How long to train the model?

cxy7tv opened this issue 5 years ago · comments

Hi, I try to train the model from scratch in my device.
Args are as followed:
--model = FlowNetS --n_epoch=8 --batch_size=128 --num_workers 32
And my device is composed of four 2080ti.
I find that it takes about 25 minutes to run an epoch, which means about 5 days needed to run 300 epochs according to default settings.
I wonder how long is the training procedure of flownets_EPE1.951.pth.tar in the training results.
Looking forward to your reply!

Stefano Savian · Answer 1 · Tue Dec 17 2019 18:45:35 GMT+0800 (China Standard Time)

Maybe I can answer this. FlowNetC, 300 epochs with 16 cores on a single Nvidia tesla takes between 1 and 2 days.

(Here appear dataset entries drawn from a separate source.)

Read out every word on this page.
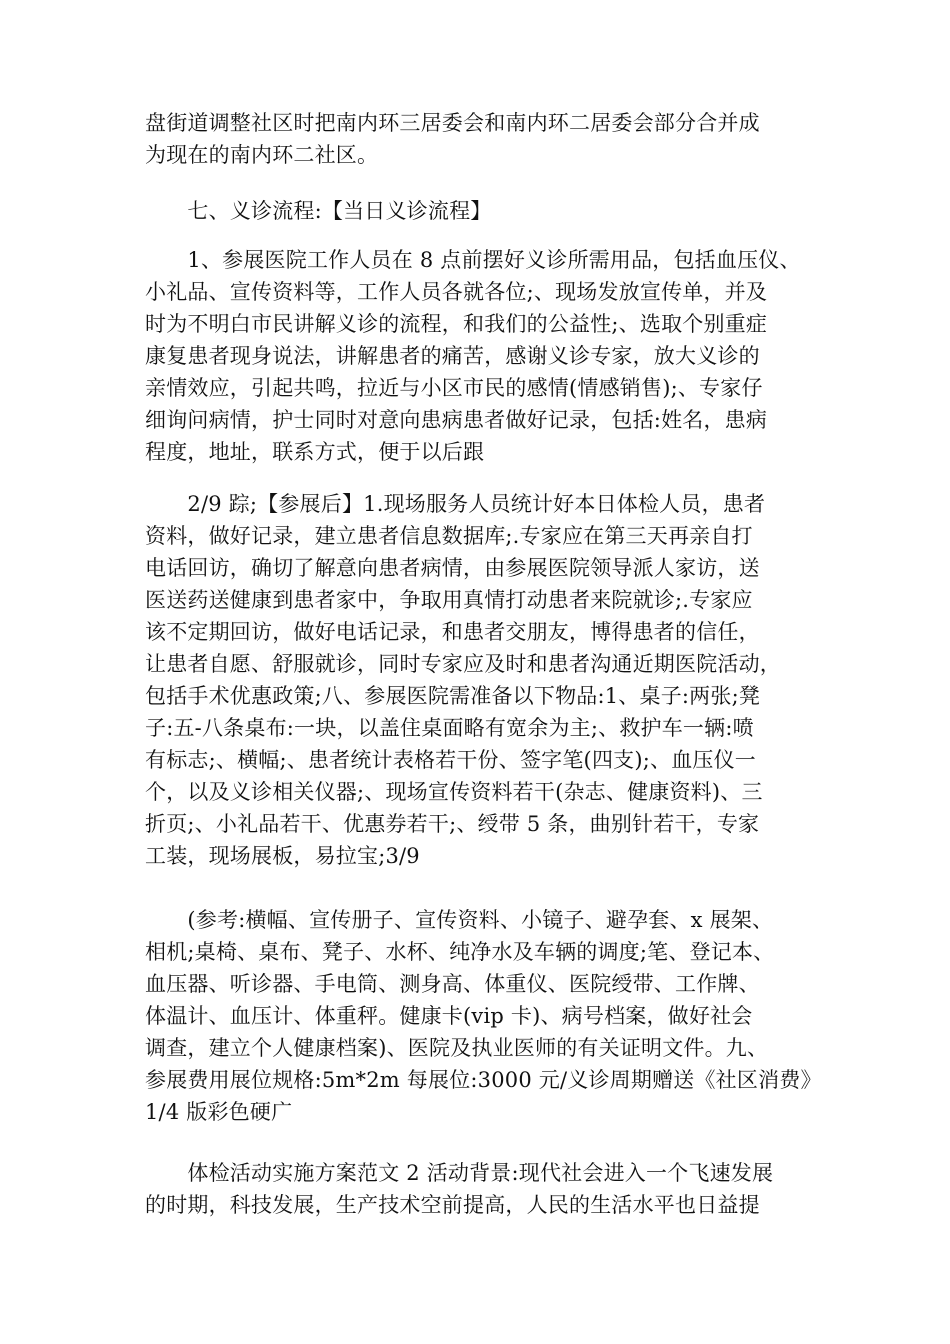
盘街道调整社区时把南内环三居委会和南内环二居委会部分合并成
为现在的南内环二社区。
　　七、义诊流程:【当日义诊流程】
　　1、参展医院工作人员在 8 点前摆好义诊所需用品，包括血压仪、
小礼品、宣传资料等，工作人员各就各位;、现场发放宣传单，并及
时为不明白市民讲解义诊的流程，和我们的公益性;、选取个别重症
康复患者现身说法，讲解患者的痛苦，感谢义诊专家，放大义诊的
亲情效应，引起共鸣，拉近与小区市民的感情(情感销售);、专家仔
细询问病情，护士同时对意向患病患者做好记录，包括:姓名，患病
程度，地址，联系方式，便于以后跟
　　2/9 踪;【参展后】1.现场服务人员统计好本日体检人员，患者
资料，做好记录，建立患者信息数据库;.专家应在第三天再亲自打
电话回访，确切了解意向患者病情，由参展医院领导派人家访，送
医送药送健康到患者家中，争取用真情打动患者来院就诊;.专家应
该不定期回访，做好电话记录，和患者交朋友，博得患者的信任，
让患者自愿、舒服就诊，同时专家应及时和患者沟通近期医院活动，
包括手术优惠政策;八、参展医院需准备以下物品:1、桌子:两张;凳
子:五-八条桌布:一块，以盖住桌面略有宽余为主;、救护车一辆:喷
有标志;、横幅;、患者统计表格若干份、签字笔(四支);、血压仪一
个，以及义诊相关仪器;、现场宣传资料若干(杂志、健康资料)、三
折页;、小礼品若干、优惠券若干;、绶带 5 条，曲别针若干，专家
工装，现场展板，易拉宝;3/9
　　(参考:横幅、宣传册子、宣传资料、小镜子、避孕套、x 展架、
相机;桌椅、桌布、凳子、水杯、纯净水及车辆的调度;笔、登记本、
血压器、听诊器、手电筒、测身高、体重仪、医院绶带、工作牌、
体温计、血压计、体重秤。健康卡(vip 卡)、病号档案，做好社会
调查，建立个人健康档案)、医院及执业医师的有关证明文件。九、
参展费用展位规格:5m*2m 每展位:3000 元/义诊周期赠送《社区消费》
1/4 版彩色硬广
　　体检活动实施方案范文 2 活动背景:现代社会进入一个飞速发展
的时期，科技发展，生产技术空前提高，人民的生活水平也日益提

Please take into account that the low endpoint error on flyingchairs might be due to a little overfitting. When testing on Sintel I always obtain lower performance.
Secondly I have noticed that larger linear displacements can lead to a better generalization (tried on Sintel). However this requires to implement a custom data augmentation

Clément Pinard · Answer 2 · Tue Dec 17 2019 20:23:36 GMT+0800 (China Standard Time)

The 300 epochs is set for a batch of 8 images.

With your batch of 128, to get the same amount of data, you would need only about 20 epochs (300/16)

But as @jeffbaena pointed out, the training usually takes 1 or 2 days (Personally tested it with a 980Ti) with regular parameters.

Finally, I you want to apply heavier data augmentation, you can change the parameters here and put higher values. (But keep in mind the rotation angle must be low, because it uses the approximation sin(x) ~ x)

cxy7tv · Answer 3 · Sat Dec 28 2019 21:43:24 GMT+0800 (China Standard Time)

Thank you all for your experience on training and advises on data augmentation, @jeffbaena @ClementPinard
Finally, I found that I assigned epoch-size as 2700, the reason that took so long to train an epoch.